While always doing a pretty good job of appearing easy-going on the outside, I would describe myself as hard-wired to be a little (extremely) high-strung. I think it’s something that runs in my family, a lineage of pacers and worriers and wonderers of “what if”. Last year, with the explosive ending of a long-term relationship, the passing of someone who was incredibly important to me, a move across the country, expansion of our company from 3 locations to 8, hiring of 30+ employees, acquisition of spaces, and tons of added events, my stress was at an absolute maximum. I wasn’t sleeping, I wasn’t eating, I wasn’t enjoying a second of my life, and I certainly wasn’t sending out good vibes. Every email I sent out was prefaced with “I’m so sorry for the delay, I’ve been SO crazy busy!”… and it was true. I was busy and I was going crazy. I looked and felt like total crap, so I realized I needed to do something to reinvent the way I dealt with stress. I was the founder and president of an extremely successful business that I didn’t want to give up, and I didn’t want to leave the industry, so something else, internally, needed to change.
About 3 months ago, I started a regimen of micro-dosing edibles and also regularly using mushrooms— I won’t dive into dosage and quantities because for every single person this can be SO different. I will say I was taking enough to alter my mood by relaxing me and to open up my perspective a little bit. This was enough to make me realize that something had to change about my mindset as well, so I started a regular regimen of 10 minutes of meditation every morning… keep in mind that this was an aggressive amount of meditation for someone who has commonly stated “oh I couldn’t possibly sit in silence, I have too many thoughts”. At first it was painful.
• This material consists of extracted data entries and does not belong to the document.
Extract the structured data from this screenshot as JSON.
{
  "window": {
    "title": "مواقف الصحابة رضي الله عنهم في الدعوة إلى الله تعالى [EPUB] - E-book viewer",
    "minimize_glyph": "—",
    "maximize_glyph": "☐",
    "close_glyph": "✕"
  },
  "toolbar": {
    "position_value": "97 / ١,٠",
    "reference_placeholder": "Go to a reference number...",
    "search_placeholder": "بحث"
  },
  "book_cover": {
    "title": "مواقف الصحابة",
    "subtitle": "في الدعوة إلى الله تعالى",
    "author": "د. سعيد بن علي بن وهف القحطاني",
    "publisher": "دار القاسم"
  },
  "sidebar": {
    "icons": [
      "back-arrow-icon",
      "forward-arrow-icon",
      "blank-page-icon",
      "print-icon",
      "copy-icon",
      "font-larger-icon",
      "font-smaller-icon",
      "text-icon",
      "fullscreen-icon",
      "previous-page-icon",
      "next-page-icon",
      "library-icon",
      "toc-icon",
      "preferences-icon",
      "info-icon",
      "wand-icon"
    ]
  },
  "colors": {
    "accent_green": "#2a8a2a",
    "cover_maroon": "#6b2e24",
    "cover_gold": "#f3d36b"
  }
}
Previously I had found meditation to cause me even more stress, because I would grow so angry at myself that I couldn’t simply sit in silence… and I found that the key to successfully calming my nerves was forgiving myself for not being good at it. When I did that, I started forgiving myself for other things, too, like the failure of my relationship, the times I let my business partners and my employees down, the times I forgot a friend or family member’s birthday, that time I was rude to Comcast customer service. I forgave myself for these things and others, and then promised myself I would strive to be better, and I have.
Micro-dosing edibles (with the addition of psychedelics) has been such a huge and transformative part of my journey into just being a better, kinder, wiser, and more capable person who isn’t so stressed she’s in both physical and mental anguish. I now try to make time to meditate for about an hour a day… and often it’s not sitting in silence, it’s going for a walk, or petting my dogs, or laying in the hammock in my backyard and just reminding myself that there is a reason I’m here and I have a mission in cannabis, but also that I can be successful in the present moment. When anybody asks me why I love cannabis and how I got started in what I’m doing, I talk about how I’ve seen my favorite plant do so many incredible things— sure, it’s amazing recreationally, but it also saves lives. I really do believe it saved mine.